Film Review: You’ve Been Trumped Too

★★★☆☆

The most terrifying lesson of Anthony Baxter’s 2011 documentary You’ve Been Trumped wasn’t the warning about the behaviour of the bully-boy billionaire business man Donald Trump, but rather the terrifying acquiescence of state players, police and politicians in facilitating his behaviour and crushing any opposition no matter how tiny. Alec Salmond, the SNP, the Scottish press and local constabulary all became willing lackeys, egged on by transparently exaggerated boasts of investment in the region and massive employment.

In the process, all turned a wilfully blind eye to tactics of intimidation as well as irreversible environmental damage. Five years on and Baxter is back with a sequel that is a little too intent on – justifiably – telling us ‘I told you so’. With Donald Trump announcing his candidacy, it soon becomes apparent that the mendacious orangutan-tufted thug is set to do to the political landscape, and perhaps to the global balance of power, what he so effectively and damagingly did to Scotland. With many references back to the original film, we catch up on the 92-year-old Scottish widow Molly Forbes and her elderly tractor-fixing son Michael, who have been hold-outs and nuisances, blotting Trump’s landscaped ideas.
The households are without water since the first film, despite promises that a pipe Trump’s workers broke would be repaired. Molly’s stoic dignity contrasts with Trump’s bluster and nastiness effectively. Likewise, Michael’s stubborn integrity belies the sneering condemnation of Trump and Trump Jr. Their cases are backed up by a legal expert and local sympathies have started to turn against Trump as the promised jobs and investment failed to appear. The golfers are also not flooding to the course, which is beginning to look like one of many busts that lie in the Great Orange One’s wake.
As Trump prepares to accept the GOP’s nomination for the presidency, Michael and his wife fly out to Cleveland to confront the mogul. However, it is here that we realize that in confronting this particular Goliath, Baxter’s film is all sling and no stone. There is no way they are going to get anywhere near the presumptive candidate and although the film begins with Baxter setting up for an interview with Trump – who had seen the first film – none of this interview is actually shown, leaving the impression that the documentarian fluffed it. In fact, what the rank injustice, the intimidation and bullying calls for, demands even, is the door-stepping balls of a Michael Moore or even the passive aggression of a Louis Theroux.
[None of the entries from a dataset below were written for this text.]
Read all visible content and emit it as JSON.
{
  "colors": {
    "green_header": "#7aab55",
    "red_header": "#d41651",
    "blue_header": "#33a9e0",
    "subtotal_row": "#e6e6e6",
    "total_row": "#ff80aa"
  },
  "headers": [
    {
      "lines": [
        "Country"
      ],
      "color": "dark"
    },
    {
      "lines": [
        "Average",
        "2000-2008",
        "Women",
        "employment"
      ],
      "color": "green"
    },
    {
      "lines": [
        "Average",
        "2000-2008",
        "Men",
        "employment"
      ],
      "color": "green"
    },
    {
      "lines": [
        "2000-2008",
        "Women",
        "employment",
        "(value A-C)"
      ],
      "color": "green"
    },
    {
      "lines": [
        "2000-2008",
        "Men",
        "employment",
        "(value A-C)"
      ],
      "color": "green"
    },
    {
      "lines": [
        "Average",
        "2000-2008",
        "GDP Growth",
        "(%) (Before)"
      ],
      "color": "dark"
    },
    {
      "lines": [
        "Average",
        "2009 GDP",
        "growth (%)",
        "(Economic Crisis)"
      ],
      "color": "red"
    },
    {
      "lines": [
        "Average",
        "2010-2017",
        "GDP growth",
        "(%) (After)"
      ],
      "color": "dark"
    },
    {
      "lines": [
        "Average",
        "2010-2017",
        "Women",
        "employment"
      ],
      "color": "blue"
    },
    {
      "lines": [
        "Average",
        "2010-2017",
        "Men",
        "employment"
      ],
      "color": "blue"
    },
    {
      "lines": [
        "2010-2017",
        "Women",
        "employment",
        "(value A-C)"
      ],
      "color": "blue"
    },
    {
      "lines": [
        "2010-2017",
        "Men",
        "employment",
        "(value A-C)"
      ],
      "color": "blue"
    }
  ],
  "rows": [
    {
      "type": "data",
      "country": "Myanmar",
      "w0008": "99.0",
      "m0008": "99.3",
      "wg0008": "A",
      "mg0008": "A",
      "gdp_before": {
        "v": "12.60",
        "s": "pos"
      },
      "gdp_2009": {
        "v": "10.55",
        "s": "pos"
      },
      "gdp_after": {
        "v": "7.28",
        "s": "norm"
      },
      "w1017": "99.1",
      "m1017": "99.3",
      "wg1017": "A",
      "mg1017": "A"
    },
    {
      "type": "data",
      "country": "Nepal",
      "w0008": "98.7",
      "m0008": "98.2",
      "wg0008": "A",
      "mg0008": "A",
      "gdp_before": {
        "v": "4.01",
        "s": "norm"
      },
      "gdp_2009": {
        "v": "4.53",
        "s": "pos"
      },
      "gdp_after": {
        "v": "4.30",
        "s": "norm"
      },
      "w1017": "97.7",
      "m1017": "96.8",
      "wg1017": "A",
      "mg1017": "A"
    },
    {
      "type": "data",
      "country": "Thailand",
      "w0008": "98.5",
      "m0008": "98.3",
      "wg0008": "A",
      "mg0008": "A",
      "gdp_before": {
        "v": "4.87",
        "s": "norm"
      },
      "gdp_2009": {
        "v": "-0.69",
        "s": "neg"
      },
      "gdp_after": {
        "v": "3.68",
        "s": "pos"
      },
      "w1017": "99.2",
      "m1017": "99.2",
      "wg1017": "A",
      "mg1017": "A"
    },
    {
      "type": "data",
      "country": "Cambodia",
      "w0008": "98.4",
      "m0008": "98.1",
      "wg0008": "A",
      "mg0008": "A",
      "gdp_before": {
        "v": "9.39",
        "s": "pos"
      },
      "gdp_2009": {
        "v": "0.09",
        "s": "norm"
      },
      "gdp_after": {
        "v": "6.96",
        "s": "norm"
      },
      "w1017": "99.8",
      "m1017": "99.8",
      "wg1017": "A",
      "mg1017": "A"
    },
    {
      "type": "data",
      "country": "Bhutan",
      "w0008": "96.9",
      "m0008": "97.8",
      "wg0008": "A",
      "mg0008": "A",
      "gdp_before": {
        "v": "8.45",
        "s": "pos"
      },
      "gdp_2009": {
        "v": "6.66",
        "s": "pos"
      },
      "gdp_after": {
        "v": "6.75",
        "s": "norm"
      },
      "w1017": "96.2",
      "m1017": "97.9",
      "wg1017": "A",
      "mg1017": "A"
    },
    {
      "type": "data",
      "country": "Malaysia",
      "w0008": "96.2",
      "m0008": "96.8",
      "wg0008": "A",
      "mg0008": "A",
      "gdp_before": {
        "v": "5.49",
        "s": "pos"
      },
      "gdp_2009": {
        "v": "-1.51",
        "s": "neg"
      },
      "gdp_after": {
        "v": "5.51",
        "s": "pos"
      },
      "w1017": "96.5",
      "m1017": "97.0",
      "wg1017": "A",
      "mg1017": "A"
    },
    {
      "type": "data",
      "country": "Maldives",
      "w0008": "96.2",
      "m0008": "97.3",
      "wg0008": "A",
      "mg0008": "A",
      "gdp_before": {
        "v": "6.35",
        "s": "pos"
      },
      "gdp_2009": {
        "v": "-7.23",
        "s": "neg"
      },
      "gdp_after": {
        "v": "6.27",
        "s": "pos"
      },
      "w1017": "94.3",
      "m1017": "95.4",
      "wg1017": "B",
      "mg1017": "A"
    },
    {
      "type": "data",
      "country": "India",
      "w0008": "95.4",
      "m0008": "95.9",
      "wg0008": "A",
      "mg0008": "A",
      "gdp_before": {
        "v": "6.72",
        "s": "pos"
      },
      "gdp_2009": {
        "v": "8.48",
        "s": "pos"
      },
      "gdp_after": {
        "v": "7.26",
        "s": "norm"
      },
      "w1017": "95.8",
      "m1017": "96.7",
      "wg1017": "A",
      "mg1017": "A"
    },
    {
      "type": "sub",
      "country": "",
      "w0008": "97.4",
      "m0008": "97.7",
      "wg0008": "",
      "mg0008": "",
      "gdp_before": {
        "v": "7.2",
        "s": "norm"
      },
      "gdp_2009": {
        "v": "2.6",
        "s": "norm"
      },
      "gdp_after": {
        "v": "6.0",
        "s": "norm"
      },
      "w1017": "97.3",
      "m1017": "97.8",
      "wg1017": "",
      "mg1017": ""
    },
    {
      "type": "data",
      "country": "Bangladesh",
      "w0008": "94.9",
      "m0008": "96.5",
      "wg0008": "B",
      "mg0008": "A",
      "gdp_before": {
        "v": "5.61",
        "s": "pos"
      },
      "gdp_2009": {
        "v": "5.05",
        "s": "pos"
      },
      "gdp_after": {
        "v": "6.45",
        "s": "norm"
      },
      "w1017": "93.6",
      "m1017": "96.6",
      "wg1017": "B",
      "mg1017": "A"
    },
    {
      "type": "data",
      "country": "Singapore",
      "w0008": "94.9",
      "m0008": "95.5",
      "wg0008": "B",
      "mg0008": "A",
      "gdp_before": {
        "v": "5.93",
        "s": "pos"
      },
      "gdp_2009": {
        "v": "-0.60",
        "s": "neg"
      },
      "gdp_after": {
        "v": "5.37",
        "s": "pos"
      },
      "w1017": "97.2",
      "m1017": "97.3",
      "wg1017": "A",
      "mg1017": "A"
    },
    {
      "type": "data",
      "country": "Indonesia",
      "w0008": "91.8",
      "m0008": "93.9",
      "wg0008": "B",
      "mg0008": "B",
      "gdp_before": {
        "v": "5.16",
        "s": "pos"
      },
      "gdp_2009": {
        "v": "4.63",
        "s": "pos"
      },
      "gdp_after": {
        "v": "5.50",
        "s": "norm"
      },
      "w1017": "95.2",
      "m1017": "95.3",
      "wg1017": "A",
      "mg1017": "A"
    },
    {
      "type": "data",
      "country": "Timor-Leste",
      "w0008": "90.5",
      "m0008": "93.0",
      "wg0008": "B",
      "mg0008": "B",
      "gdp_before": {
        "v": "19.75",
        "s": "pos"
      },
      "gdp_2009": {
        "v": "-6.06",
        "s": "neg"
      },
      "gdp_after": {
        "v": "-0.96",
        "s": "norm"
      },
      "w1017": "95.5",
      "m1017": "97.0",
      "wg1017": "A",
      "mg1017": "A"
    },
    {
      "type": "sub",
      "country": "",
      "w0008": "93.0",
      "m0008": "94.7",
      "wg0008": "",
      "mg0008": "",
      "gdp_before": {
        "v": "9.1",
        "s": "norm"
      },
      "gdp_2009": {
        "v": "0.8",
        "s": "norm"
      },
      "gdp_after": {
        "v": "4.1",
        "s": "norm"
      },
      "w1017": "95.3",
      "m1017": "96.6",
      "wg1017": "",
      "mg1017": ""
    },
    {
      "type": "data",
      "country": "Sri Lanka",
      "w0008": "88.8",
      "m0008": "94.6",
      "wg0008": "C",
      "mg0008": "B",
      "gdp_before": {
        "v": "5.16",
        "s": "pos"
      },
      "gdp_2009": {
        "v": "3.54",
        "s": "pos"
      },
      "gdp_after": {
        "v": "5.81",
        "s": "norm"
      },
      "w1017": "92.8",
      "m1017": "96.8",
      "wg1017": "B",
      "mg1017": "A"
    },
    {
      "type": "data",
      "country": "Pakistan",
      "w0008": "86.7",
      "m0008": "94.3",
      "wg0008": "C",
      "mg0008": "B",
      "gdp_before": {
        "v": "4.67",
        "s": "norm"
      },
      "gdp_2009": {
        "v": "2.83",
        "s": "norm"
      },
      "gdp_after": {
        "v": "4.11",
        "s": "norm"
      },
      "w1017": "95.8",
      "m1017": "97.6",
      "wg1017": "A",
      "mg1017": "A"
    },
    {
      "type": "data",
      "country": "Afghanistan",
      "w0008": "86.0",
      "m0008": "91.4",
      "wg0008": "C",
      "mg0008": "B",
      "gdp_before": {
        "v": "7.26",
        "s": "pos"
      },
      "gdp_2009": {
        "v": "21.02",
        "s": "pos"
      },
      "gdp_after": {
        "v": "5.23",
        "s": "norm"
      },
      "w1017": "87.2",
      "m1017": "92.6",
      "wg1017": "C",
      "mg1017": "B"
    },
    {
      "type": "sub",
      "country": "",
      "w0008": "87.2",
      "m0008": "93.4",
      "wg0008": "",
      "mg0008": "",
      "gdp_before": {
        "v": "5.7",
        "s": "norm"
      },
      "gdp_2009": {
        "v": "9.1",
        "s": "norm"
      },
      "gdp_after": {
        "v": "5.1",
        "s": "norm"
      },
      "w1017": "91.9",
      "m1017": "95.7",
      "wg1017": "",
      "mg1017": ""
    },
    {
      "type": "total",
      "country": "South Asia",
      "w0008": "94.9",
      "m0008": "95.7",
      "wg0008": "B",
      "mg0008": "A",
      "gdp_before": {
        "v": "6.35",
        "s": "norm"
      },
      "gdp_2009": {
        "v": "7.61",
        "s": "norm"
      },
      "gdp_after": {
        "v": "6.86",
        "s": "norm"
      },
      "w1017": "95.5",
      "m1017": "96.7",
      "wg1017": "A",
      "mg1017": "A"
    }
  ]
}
And not just of Trump and his immediate family, but also of the Scottish politicians, legal authorities, journalists, councillors and business leaders who have allowed this to happen. Some good points are made about Trump’s silence concerning the poisoned water in Ferguson and there are some parallels with another widow bullied by Trump to make way for limousine parking on a beachfront casino. This is a timely and necessary reminder of Trump’s practices, but like Michael Moore’s Michael Moore in Trumpland, this seems like another missed opportunity, a wry exasperated sigh, when we desperately need some full on rage.